There are huge fires burning in Colorado right now, the Flagstaff fire near Boulder and the Waldo Canyon fire which has already destroyed some homes in Colorado Springs. I know a lot of people in Colorado, because a lot of people from my hometown went up to Colorado for college and stayed, so this means my facebook feed is anxiety and fire updates and hoping for a minimal loss of homes and life. It's a familiar state of things, after the Las Conchas fire which meant that my hometown was under evacuation when I tried to visit my parents there last year
, the fires
that threatened San Diego a few years back causing many of my friends and in-laws there to evacuate, and of course the Cerro Grande fire
which burned down part of my hometown when I was in high school.
It feels like every summer, either there is relief that enough rain came that year, or widespread fires in the southwestern states.

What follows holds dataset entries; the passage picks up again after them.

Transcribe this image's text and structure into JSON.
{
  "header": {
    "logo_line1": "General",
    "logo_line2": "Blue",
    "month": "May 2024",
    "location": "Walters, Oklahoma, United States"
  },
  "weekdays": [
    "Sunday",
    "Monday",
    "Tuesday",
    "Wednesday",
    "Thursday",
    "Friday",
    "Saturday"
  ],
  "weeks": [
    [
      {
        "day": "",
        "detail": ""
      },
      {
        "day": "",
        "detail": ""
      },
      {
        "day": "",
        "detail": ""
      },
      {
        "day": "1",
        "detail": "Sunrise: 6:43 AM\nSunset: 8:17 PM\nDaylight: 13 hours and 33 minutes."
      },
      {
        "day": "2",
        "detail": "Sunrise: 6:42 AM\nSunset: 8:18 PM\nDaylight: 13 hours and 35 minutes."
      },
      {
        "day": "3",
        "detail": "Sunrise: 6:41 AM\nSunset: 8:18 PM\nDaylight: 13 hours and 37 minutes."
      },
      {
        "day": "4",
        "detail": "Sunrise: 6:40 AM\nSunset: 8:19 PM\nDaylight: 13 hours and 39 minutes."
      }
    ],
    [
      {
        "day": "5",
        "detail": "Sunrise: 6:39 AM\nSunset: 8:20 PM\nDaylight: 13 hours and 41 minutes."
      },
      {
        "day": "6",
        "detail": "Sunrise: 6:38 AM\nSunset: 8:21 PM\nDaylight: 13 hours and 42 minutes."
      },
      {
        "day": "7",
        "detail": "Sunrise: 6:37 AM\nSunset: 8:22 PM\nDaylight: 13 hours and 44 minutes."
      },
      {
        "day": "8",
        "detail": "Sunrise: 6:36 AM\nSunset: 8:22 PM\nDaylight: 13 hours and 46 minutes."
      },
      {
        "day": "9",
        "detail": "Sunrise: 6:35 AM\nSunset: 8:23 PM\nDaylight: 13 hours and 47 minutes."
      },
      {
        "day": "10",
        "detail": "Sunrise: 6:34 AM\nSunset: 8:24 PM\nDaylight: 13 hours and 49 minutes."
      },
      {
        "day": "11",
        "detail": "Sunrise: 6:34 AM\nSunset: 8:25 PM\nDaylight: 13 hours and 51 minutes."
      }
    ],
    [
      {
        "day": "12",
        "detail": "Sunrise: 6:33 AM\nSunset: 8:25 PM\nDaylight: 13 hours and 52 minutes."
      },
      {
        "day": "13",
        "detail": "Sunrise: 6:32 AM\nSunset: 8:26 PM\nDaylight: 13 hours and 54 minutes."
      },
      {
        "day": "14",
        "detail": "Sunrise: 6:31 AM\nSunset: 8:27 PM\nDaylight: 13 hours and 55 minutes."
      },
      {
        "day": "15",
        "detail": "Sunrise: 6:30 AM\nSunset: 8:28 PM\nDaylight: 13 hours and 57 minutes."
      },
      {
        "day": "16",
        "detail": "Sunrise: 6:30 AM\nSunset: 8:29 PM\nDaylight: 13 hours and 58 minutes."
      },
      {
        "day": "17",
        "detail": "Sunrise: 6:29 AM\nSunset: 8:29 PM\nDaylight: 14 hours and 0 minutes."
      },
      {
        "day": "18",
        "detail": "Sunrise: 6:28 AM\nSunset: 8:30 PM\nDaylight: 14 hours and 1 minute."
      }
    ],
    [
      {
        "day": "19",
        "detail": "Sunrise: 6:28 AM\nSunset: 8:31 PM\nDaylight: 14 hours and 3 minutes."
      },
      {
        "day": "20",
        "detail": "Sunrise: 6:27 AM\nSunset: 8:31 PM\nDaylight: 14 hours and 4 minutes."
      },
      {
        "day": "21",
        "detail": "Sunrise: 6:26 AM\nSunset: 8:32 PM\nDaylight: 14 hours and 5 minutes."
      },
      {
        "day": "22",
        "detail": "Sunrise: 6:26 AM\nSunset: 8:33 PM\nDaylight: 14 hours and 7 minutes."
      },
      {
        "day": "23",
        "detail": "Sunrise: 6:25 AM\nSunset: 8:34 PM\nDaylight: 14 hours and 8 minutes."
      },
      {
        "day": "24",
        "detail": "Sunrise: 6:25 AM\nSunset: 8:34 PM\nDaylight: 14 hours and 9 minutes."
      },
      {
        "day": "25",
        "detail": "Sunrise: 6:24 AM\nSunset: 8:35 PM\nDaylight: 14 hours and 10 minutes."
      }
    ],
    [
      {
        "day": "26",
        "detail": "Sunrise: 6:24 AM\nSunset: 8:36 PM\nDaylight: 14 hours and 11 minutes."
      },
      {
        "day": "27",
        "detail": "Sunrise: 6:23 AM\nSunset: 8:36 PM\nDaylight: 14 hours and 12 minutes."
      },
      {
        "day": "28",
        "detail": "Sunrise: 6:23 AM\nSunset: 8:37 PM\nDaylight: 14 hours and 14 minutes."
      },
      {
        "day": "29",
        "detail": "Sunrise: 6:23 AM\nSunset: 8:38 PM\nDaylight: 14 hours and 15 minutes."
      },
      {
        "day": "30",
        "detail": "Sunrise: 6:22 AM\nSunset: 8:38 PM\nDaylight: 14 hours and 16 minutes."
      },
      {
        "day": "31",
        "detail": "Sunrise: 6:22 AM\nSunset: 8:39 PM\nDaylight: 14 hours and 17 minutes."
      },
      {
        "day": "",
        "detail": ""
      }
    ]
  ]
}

And more often we get the latter than the former. It's part of the ecosystem, what those trees and those plants have evolved to survive, but decades of total suppression have raised the density of trees so high, and the bark beetle infestation has left so much dead wood, that the way things stand now is much worse than it would have been if the forests had gone on doing their natural thing. (Of course, fire suppression was adopted to save lives, homes, and the forest, but unfortunately our understanding of that forest was not complete.) The forest service is starting to do more brush clearing and controlled burns, but it feels like too little, too late. I remember going with my class to help gather up brush for a controlled burn... but controlled burns are risky, if the weather turns or the winds kick up then they become uncontrolled very quickly, which is how Cerro Grande started. There can be benefits, like the resurgence of the Kirtland's warbler which was in part due to a controlled burn that became a significant fire, because it turns out the warbler prefers to live in younger trees so that fire created a huge new habitat. But, there is always a cost. And in the southwest, the recovery is so slow. The Cerro Grande fire wiped out the forests on the closest mountains visible from my house, and after 11 years the brush had recovered and small trees were growing. But Las Conchas reset that clock, and to have trees the size that they used to be would take decades.
So when I read articles about whether the burning of the southwest is inevitable
, I wonder. Is it, at this point? As we move out of an unusually wet period in the southwest, which with other factors has contributed to a population boom, is the region just a tinderbox? I hope not, for the sake of my friends and family who are still there, and for the sake of my childhood home.
Things here are so different. A month ago, I was hiking up in Howth and came across a patch where the gorse along a cliffside appeared to have burned. I was frankly surprised that anything is able to burn here, where it rains a little almost every day. But I checked online and there was a small gorse fire just before I went hiking, which was quickly caught and put out. This last weekend I went up there for a run, and found the whole burned area covered with big ferns! The gorse doesn't grow quite that fast but it's apparently highly flammable and has seed pods that are opened by fire, and recovers within months. I wish I could send some rain and speedy recovery to the southwest.